Note 4 – Hawkins v. King County • Attorney Sanders representing Hawkins on marijuana charge. • Was told that Hawkins was mentally ill. Danger to self and others. • Sanders did not reveal the information. • Hawkins was released. • Attacked mother. • Attempted suicide. Both legs amputated. • Hawkins and mother sued Sanders for failing to disclose the information. • Court said Sanders had no duty to disclose info.

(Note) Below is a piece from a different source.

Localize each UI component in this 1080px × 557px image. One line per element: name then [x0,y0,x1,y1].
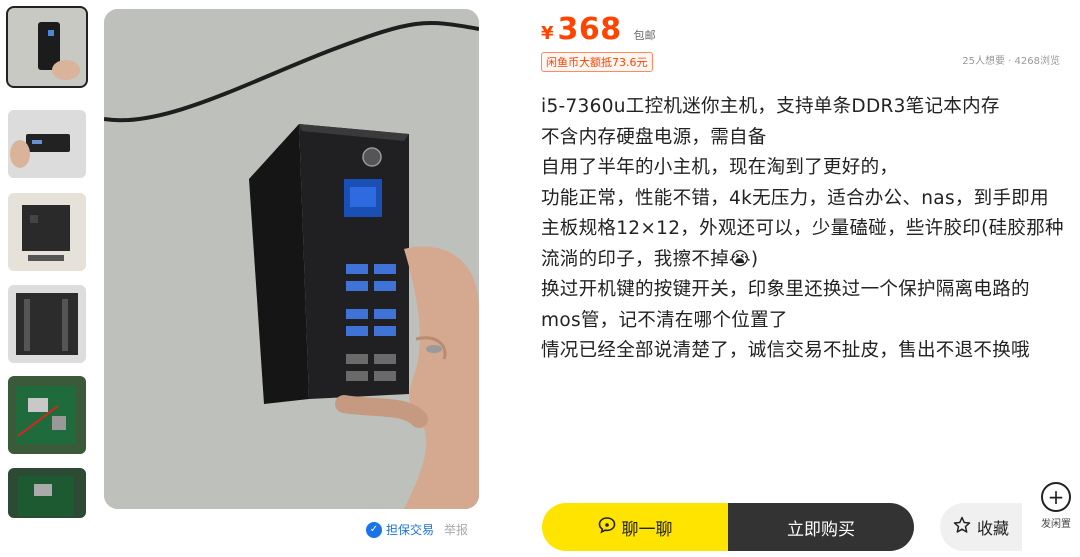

Duty to disclose information • Court distinguished Tarasoff (psychologist case – specific threat made) on 3 grounds: • Mom already knew of the risk. • Sanders did not know Hawkins would hurt anyone. • Sanders did not get the information from Hawkins himself. • Generally lawyers do not have a duty to protect third parties from harm. • Note – attorneys are not trained to assess these risks. • Could this be one reason for making rule discretionary? • But note that rules do not supply basis for tort liability.